Artykuł zaczniemy, parafrazując inne polskie przysłowie “Dobrego syna “partia” nigdy nie zapomina.”
„Hao Runze – syn legendy chińskiej piłki Hao Haidonga został zwolniony z serbskiego klubu Radnički Nisz z powodu nacisków politycznych!” Komunikat taki powtarzają już od dwóch dni wszystkie media społecznościowe cytując siebie nawzajem. Informacja, którą jako pierwszy zapodał Tajwański portal South China Morning Post bez jakiejkolwiek weryfikacji z prędkością światła poszła w świat.
Przyznam bez bicia, sam w ten komunikat uwierzyłem, ponieważ przypomnijmy meritum sprawy, o którym pisaliśmy dosłownie tydzień wcześniej.

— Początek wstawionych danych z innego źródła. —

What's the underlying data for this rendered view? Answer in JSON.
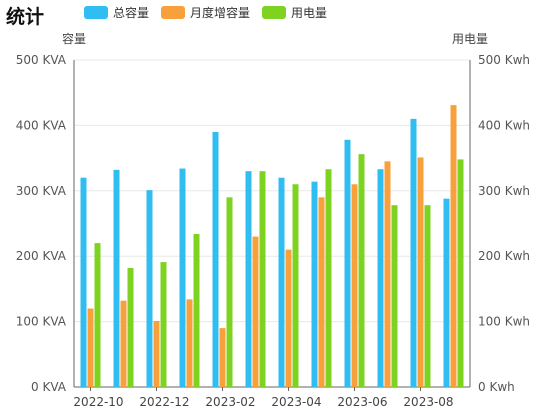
{
  "chart_data": {
    "type": "bar",
    "title": "统计",
    "categories": [
      "2022-10",
      "2022-11",
      "2022-12",
      "2023-01",
      "2023-02",
      "2023-03",
      "2023-04",
      "2023-05",
      "2023-06",
      "2023-07",
      "2023-08",
      "2023-09"
    ],
    "x_tick_labels": [
      "2022-10",
      "2022-12",
      "2023-02",
      "2023-04",
      "2023-06",
      "2023-08"
    ],
    "series": [
      {
        "name": "总容量",
        "axis": "left",
        "color": "#2fbdf2",
        "values": [
          320,
          332,
          301,
          334,
          390,
          330,
          320,
          314,
          378,
          333,
          410,
          288
        ]
      },
      {
        "name": "月度增容量",
        "axis": "left",
        "color": "#f8a03b",
        "values": [
          120,
          132,
          101,
          134,
          90,
          230,
          210,
          290,
          310,
          345,
          351,
          431
        ]
      },
      {
        "name": "用电量",
        "axis": "right",
        "color": "#7ed321",
        "values": [
          220,
          182,
          191,
          234,
          290,
          330,
          310,
          333,
          356,
          278,
          278,
          348
        ]
      }
    ],
    "y_left": {
      "label": "容量",
      "min": 0,
      "max": 500,
      "ticks": [
        "0 KVA",
        "100 KVA",
        "200 KVA",
        "300 KVA",
        "400 KVA",
        "500 KVA"
      ]
    },
    "y_right": {
      "label": "用电量",
      "min": 0,
      "max": 500,
      "ticks": [
        "0 Kwh",
        "100 Kwh",
        "200 Kwh",
        "300 Kwh",
        "400 Kwh",
        "500 Kwh"
      ]
    },
    "legend_position": "top",
    "grid": true
  }
}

Hao Haidong jest najlepszym strzelcem w historii reprezentacji Chin, który z dnia na dzień został wymazany z chińskiej rzeczywistości. Odważył się na otwartą krytykę Komunistycznej Partii Chin, która mówiąc kolokwialnie rządzi Państwem Środka i parę godzin później jego nazwisko wyparowało z piłkarskich kronik i nie tylko. Siedząc w Chinach nie znajdziemy w wyszukiwarce Hao Haidonga, ślad po nim zaginął w każdym możliwym portalu społecznościowym czy video.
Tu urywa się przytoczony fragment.